Lefthander Manny Banuelos pitches for the Yankees in a spring...

Lefthander Manny Banuelos pitches for the Yankees in a spring training start against the Red Sox on March 14, 2011. Credit: AP

FORT MYERS, Fla. -- Preparation is the whole point of spring training, especially in a quiet camp like the one the Yankees are holding this year. With almost no jobs up for grabs, everyone is quietly preparing for the season. But Monday night, the team prepared for the future, which rushed in with a breath of fresh air at 95 miles per hour.

Manny Banuelos on Monday night brought tomorrow into a camp that is all about today. One day after he turned 20, he turned an exhibition game against the Red Sox into a coming-out party. And it was no picnic for the Red Sox, who did not score against the lithe, lively lefthanded pitcher in 2 2/3 impressive innings.

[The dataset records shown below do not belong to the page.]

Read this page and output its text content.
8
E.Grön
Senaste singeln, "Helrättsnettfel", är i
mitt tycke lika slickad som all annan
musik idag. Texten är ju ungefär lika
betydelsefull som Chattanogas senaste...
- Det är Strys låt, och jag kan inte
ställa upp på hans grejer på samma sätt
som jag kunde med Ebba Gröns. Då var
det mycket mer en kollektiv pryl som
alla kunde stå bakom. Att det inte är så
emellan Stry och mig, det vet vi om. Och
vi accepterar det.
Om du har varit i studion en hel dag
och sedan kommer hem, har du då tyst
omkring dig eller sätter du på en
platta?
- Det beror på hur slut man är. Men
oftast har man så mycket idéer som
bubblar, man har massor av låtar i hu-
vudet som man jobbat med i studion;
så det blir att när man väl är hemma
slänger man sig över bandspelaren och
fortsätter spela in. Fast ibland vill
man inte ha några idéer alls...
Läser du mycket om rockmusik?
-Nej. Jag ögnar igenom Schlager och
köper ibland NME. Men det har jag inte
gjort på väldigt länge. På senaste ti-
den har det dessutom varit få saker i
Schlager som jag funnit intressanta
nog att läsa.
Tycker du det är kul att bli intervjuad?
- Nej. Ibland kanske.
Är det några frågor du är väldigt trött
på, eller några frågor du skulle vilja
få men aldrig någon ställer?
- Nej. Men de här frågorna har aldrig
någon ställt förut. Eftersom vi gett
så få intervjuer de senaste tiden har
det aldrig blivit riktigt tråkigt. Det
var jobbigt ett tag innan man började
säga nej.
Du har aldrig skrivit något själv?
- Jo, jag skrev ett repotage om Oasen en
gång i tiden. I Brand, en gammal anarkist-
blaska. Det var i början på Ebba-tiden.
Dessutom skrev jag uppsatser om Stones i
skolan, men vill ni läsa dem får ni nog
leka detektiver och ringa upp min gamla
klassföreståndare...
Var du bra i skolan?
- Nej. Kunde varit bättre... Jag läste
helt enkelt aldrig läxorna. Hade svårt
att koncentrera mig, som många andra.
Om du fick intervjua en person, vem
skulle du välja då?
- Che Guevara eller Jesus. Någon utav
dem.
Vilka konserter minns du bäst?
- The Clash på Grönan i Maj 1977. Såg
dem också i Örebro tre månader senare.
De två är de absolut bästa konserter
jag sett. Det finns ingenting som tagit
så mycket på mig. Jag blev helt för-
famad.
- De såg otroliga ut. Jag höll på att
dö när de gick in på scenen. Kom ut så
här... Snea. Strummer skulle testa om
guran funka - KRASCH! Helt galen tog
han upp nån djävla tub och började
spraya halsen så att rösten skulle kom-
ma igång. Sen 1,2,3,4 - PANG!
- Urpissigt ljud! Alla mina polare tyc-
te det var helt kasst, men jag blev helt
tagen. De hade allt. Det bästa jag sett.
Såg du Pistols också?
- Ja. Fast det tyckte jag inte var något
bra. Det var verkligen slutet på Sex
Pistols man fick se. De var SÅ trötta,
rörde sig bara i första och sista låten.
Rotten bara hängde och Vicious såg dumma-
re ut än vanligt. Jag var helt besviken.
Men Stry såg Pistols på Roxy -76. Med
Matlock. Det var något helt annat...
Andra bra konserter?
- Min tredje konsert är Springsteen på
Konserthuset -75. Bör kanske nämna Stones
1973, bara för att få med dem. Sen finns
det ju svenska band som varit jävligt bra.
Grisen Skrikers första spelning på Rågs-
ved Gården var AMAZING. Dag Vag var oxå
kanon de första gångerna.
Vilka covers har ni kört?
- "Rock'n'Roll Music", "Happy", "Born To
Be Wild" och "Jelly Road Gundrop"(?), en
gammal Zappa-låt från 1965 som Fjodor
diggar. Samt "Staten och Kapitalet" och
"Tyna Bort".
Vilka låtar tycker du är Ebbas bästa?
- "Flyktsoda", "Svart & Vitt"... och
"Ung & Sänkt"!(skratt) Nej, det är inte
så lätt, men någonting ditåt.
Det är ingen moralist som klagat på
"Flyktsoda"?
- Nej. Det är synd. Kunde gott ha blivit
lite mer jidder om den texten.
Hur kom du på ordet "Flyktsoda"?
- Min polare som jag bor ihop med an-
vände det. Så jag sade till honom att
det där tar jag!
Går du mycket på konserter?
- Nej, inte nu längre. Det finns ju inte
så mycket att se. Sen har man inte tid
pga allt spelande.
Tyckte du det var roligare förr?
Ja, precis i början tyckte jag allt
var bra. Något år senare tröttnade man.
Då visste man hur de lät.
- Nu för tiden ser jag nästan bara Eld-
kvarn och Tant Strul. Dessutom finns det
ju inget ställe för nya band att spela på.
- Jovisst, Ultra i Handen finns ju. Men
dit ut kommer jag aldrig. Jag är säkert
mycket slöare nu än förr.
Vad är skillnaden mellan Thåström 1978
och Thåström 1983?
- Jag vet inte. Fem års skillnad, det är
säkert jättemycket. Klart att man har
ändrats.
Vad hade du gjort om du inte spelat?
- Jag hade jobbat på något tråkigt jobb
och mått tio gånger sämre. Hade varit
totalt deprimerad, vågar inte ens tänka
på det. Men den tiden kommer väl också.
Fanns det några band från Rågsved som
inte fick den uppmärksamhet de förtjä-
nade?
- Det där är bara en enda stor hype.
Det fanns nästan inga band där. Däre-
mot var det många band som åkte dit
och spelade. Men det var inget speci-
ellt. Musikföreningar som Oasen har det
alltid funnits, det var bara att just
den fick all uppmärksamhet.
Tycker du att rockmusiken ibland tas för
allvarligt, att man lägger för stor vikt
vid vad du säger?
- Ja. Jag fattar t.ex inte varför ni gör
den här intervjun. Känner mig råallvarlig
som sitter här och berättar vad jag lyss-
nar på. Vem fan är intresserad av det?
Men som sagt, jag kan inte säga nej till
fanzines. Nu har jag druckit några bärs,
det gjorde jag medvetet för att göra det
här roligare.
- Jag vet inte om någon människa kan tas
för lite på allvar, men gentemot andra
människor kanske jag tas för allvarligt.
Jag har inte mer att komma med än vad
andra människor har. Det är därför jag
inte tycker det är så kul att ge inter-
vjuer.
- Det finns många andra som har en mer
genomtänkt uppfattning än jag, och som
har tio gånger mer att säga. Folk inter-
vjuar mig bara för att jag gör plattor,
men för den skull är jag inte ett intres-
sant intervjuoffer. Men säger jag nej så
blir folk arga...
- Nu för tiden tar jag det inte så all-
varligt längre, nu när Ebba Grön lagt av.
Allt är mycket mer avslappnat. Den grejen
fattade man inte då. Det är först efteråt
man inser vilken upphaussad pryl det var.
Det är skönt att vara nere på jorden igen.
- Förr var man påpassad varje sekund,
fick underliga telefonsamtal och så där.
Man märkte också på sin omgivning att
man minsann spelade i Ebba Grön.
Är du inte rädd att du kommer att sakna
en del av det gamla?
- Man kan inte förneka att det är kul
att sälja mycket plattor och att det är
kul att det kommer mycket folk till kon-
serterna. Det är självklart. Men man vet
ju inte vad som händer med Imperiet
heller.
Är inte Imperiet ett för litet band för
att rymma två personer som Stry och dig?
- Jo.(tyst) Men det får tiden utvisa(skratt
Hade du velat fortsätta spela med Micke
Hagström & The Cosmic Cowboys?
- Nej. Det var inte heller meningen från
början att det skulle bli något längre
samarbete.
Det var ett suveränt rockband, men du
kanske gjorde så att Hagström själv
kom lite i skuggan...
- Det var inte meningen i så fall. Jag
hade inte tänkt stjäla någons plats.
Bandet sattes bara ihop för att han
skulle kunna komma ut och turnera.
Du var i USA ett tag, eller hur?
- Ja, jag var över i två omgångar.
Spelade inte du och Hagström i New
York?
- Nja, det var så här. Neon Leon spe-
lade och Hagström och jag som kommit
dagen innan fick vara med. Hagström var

Banuelos started the Yankees' 2-1 loss by accident, with the Yankees holding back Sergio Mitre because of a sore oblique muscle. It was, however, no accident that Banuelos is a name on everyone's mind and tongue at Yankees headquarters. He throws hard, soft and smooth, and he is a change of pace for a team known for throwing big money at veterans.

The Yankees acquired Banuelos from his hometown Sultanes de Monterrey in Mexico three years ago as part of a five-player package that cost $450,000. He wasn't even the headliner in the deal. The big fish in that catch was Alfredo Aceves, who started for the Red Sox Monday night after the Yankees let him go because they couldn't get his back healthy.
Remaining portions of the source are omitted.